Strings and Springs?

Question

Your friend's 12.6 g graduation tassel hangs on a string from his rear-view mirror. a) When he accelerates from a stoplight, the tassel deflects backward toward the rear of the car. Explain. b) If the tassel hangs at an angle of 6.20 degrees relative to the vertical, what is the acceleration of the car?

Answer 1

a) With the car at rest, the only forces acting on the tassel are
1. its weight, downwards;
2. string tension, upwards.

Both forces mutually cancel each other, and, since no horizontal forces are involved, the tassel is therefore at rest.

But then the car accelerates; in order for the tassel to remain inside the car, it has to accelerate forward as well. The only physical means for this to happen, is by being pulled by the string.

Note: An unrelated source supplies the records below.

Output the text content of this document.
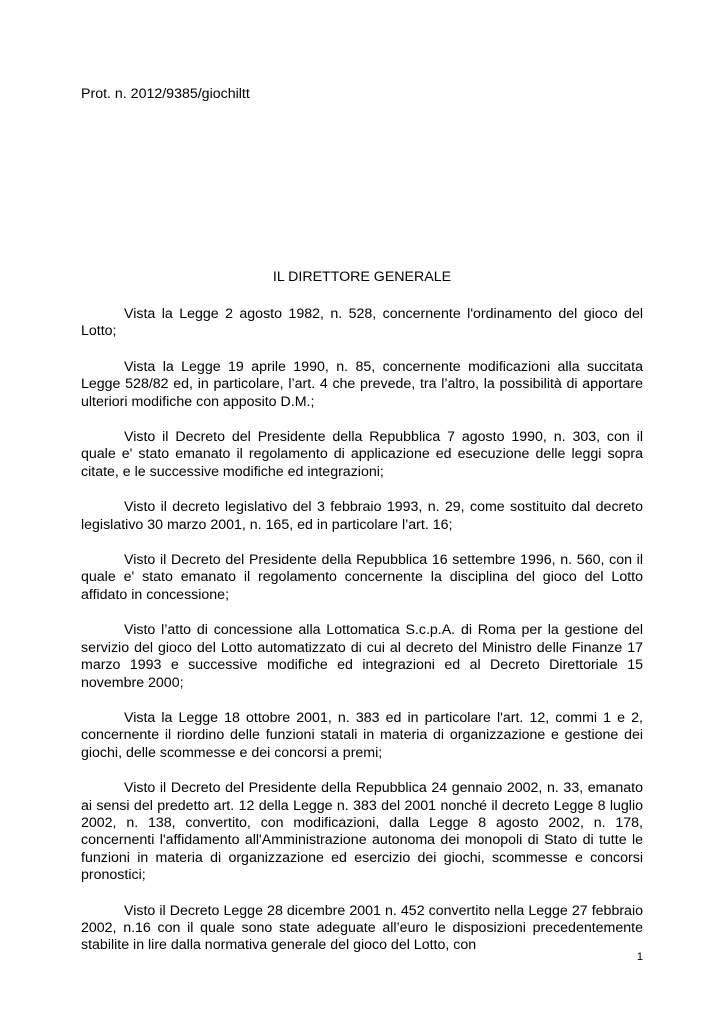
Prot. n. 2012/9385/giochiltt

IL DIRETTORE GENERALE

Vista la Legge 2 agosto 1982, n. 528, concernente l'ordinamento del gioco del Lotto;

Vista la Legge 19 aprile 1990, n. 85, concernente modificazioni alla succitata Legge 528/82 ed, in particolare, l’art. 4 che prevede, tra l’altro, la possibilità di apportare ulteriori modifiche con apposito D.M.;

Visto il Decreto del Presidente della Repubblica 7 agosto 1990, n. 303, con il quale e' stato emanato il regolamento di applicazione ed esecuzione delle leggi sopra citate, e le successive modifiche ed integrazioni;

Visto il decreto legislativo del 3 febbraio 1993, n. 29, come sostituito dal decreto legislativo 30 marzo 2001, n. 165, ed in particolare l’art. 16;

Visto il Decreto del Presidente della Repubblica 16 settembre 1996, n. 560, con il quale e' stato emanato il regolamento concernente la disciplina del gioco del Lotto affidato in concessione;

Visto l’atto di concessione alla Lottomatica S.c.p.A. di Roma per la gestione del servizio del gioco del Lotto automatizzato di cui al decreto del Ministro delle Finanze 17 marzo 1993 e successive modifiche ed integrazioni ed al Decreto Direttoriale 15 novembre 2000;

Vista la Legge 18 ottobre 2001, n. 383 ed in particolare l'art. 12, commi 1 e 2, concernente il riordino delle funzioni statali in materia di organizzazione e gestione dei giochi, delle scommesse e dei concorsi a premi;

Visto il Decreto del Presidente della Repubblica 24 gennaio 2002, n. 33, emanato ai sensi del predetto art. 12 della Legge n. 383 del 2001 nonché il decreto Legge 8 luglio 2002, n. 138, convertito, con modificazioni, dalla Legge 8 agosto 2002, n. 178, concernenti l'affidamento all'Amministrazione autonoma dei monopoli di Stato di tutte le funzioni in materia di organizzazione ed esercizio dei giochi, scommesse e concorsi pronostici;

Visto il Decreto Legge 28 dicembre 2001 n. 452 convertito nella Legge 27 febbraio 2002, n.16 con il quale sono state adeguate all’euro le disposizioni precedentemente stabilite in lire dalla normativa generale del gioco del Lotto, con

1
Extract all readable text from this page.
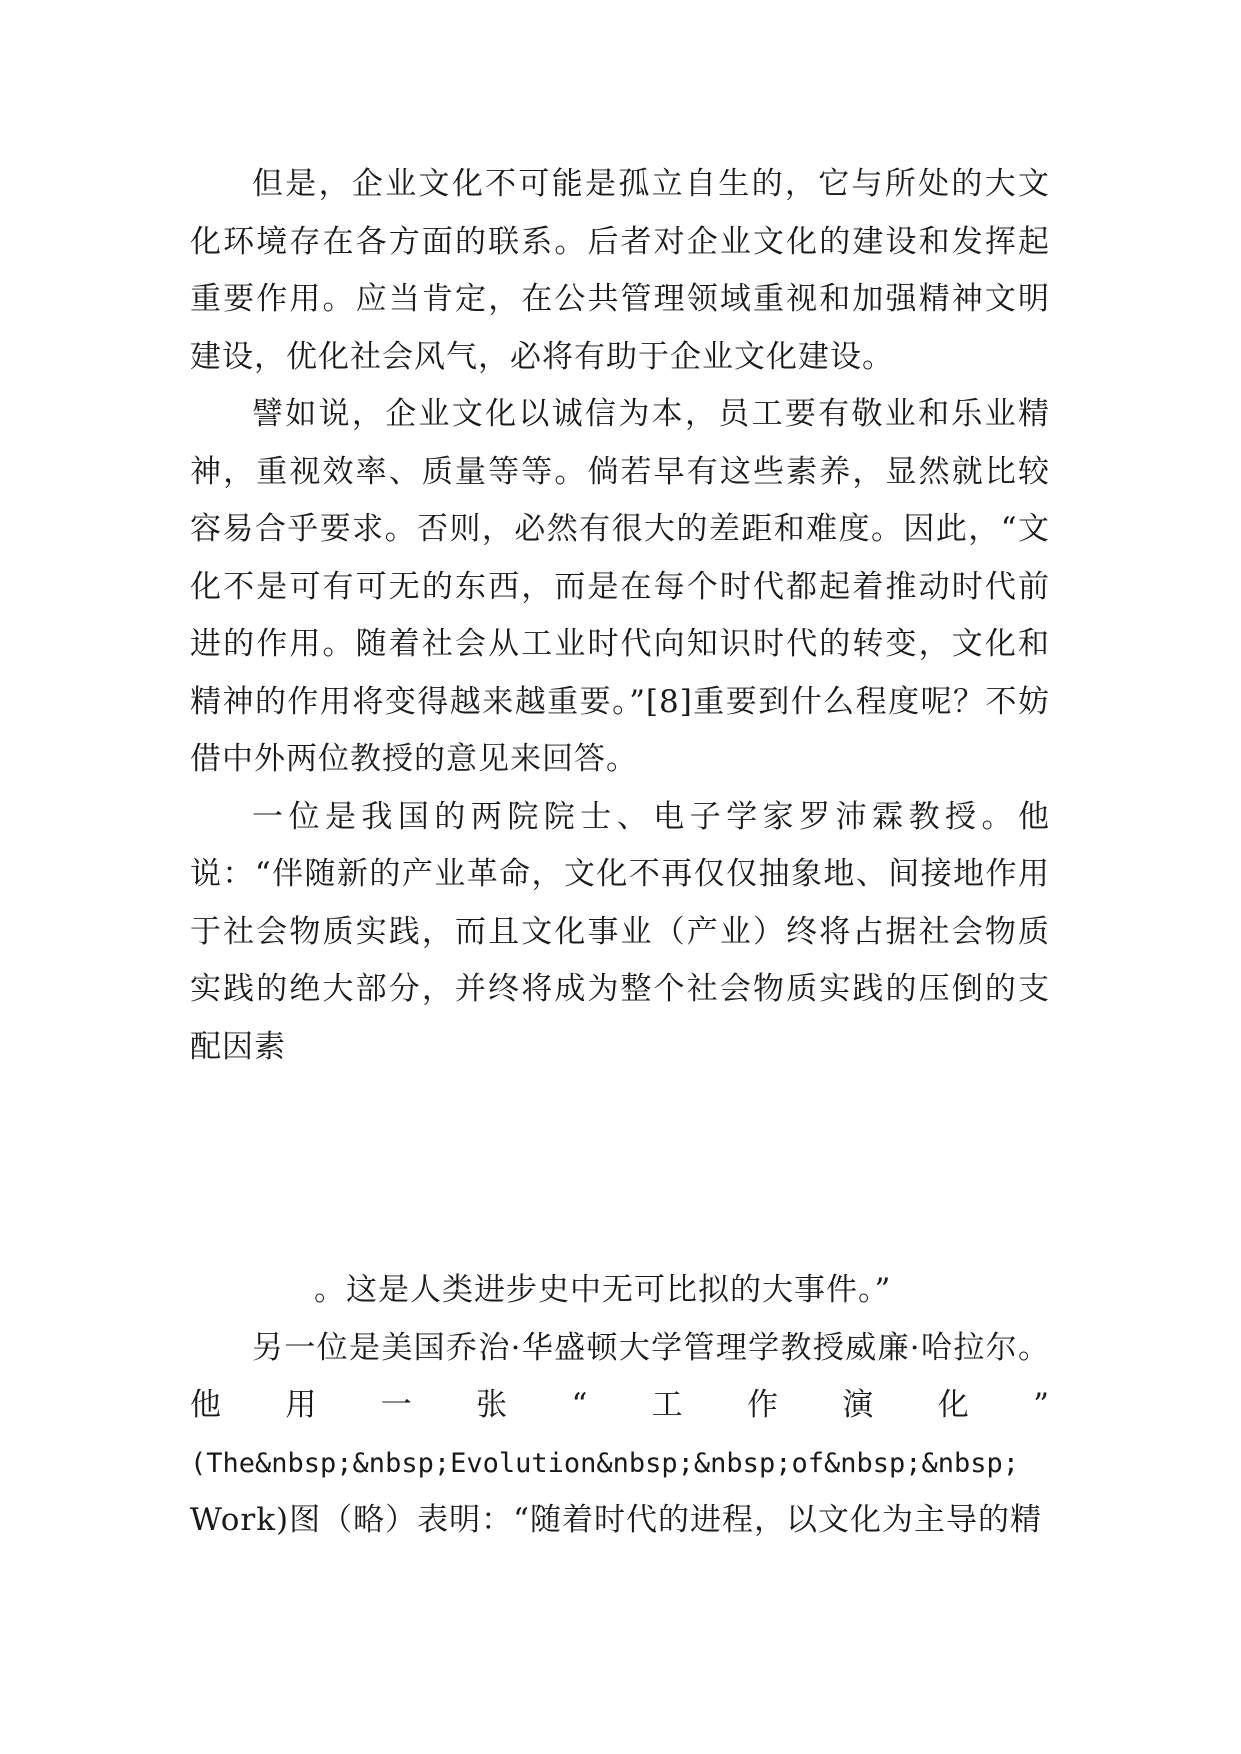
但是，企业文化不可能是孤立自生的，它与所处的大文化环境存在各方面的联系。后者对企业文化的建设和发挥起重要作用。应当肯定，在公共管理领域重视和加强精神文明建设，优化社会风气，必将有助于企业文化建设。

譬如说，企业文化以诚信为本，员工要有敬业和乐业精神，重视效率、质量等等。倘若早有这些素养，显然就比较容易合乎要求。否则，必然有很大的差距和难度。因此，“文化不是可有可无的东西，而是在每个时代都起着推动时代前进的作用。随着社会从工业时代向知识时代的转变，文化和精神的作用将变得越来越重要。”[8]重要到什么程度呢？不妨借中外两位教授的意见来回答。

一位是我国的两院院士、电子学家罗沛霖教授。他说：“伴随新的产业革命，文化不再仅仅抽象地、间接地作用于社会物质实践，而且文化事业（产业）终将占据社会物质实践的绝大部分，并终将成为整个社会物质实践的压倒的支配因素

。这是人类进步史中无可比拟的大事件。”

另一位是美国乔治·华盛顿大学管理学教授威廉·哈拉尔。他用一张“工作演化”

(The&nbsp;&nbsp;Evolution&nbsp;&nbsp;of&nbsp;&nbsp;

Work)图（略）表明：“随着时代的进程，以文化为主导的精
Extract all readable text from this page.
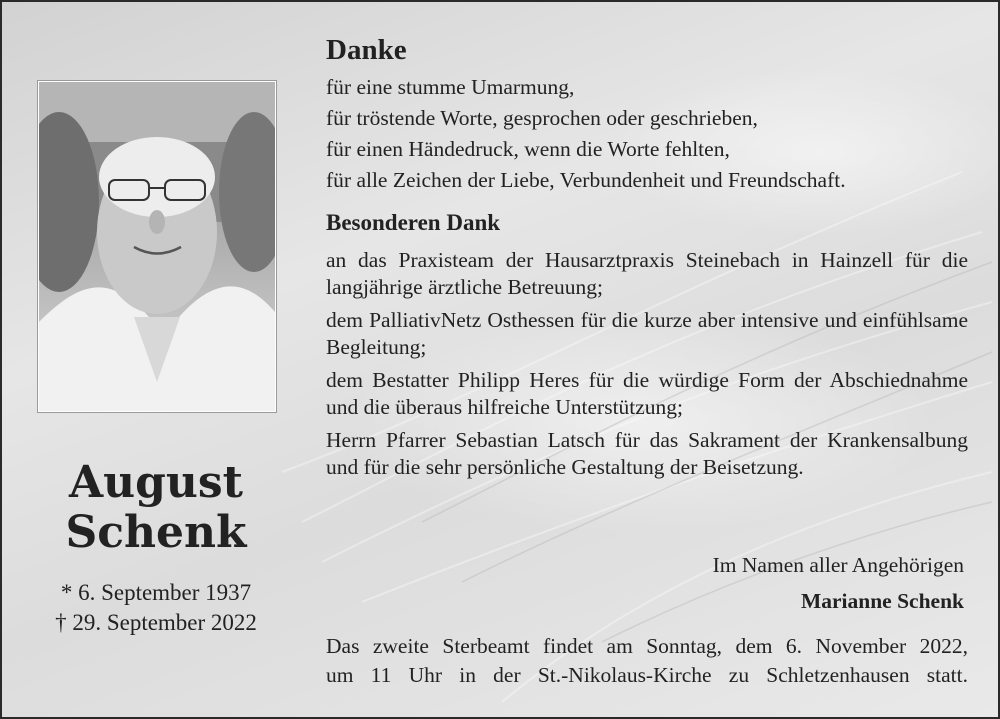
August
Schenk
* 6. September 1937
† 29. September 2022
Danke
für eine stumme Umarmung,
für tröstende Worte, gesprochen oder geschrieben,
für einen Händedruck, wenn die Worte fehlten,
für alle Zeichen der Liebe, Verbundenheit und Freundschaft.
Besonderen Dank
an das Praxisteam der Hausarztpraxis Steinebach in Hainzell für die langjährige ärztliche Betreuung;
dem PalliativNetz Osthessen für die kurze aber intensive und einfühlsame Begleitung;
dem Bestatter Philipp Heres für die würdige Form der Abschiednahme und die überaus hilfreiche Unterstützung;
Herrn Pfarrer Sebastian Latsch für das Sakrament der Krankensalbung und für die sehr persönliche Gestaltung der Beisetzung.
Im Namen aller Angehörigen
Marianne Schenk
Das zweite Sterbeamt findet am Sonntag, dem 6. November 2022,
um 11 Uhr in der St.-Nikolaus-Kirche zu Schletzenhausen statt.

A vertical string can only pull upwards. However, an slanting string can provide an horizontal pull at the same time it pulls upwards. The slant angle is a measure of the relative magnitudes of the forces involved.

b) By the same token, as these forces act upon the same mass, the slant angle is also a measure of the relative magnitude of the vertical and horizontal components of acceleration imparted to the tassel. To be more specific, the relative accelerations are proportional to the vertical and horizontal distances into which the slanting string can be resolved.

The tangent (trigonometric function) relates both distances with the angle they form: tan θ = x / y = a / g, where a is the (horizontal) car acceleration, and g the acceleration of gravity. (Remember, θ is the angle the string makes with the VERTICAL).

Thus, a = g tan θ = 0.1086 g (about 1.07 m/s²).

Answer 2

a. Since it is accelerating, there is a constant change of velocity. this forces the tassel back. Constant velocity change.

b. (sin6.2)/9.8 = acceleration of car in meters/sec squared

= 1.0583937 Meters/sec (squared)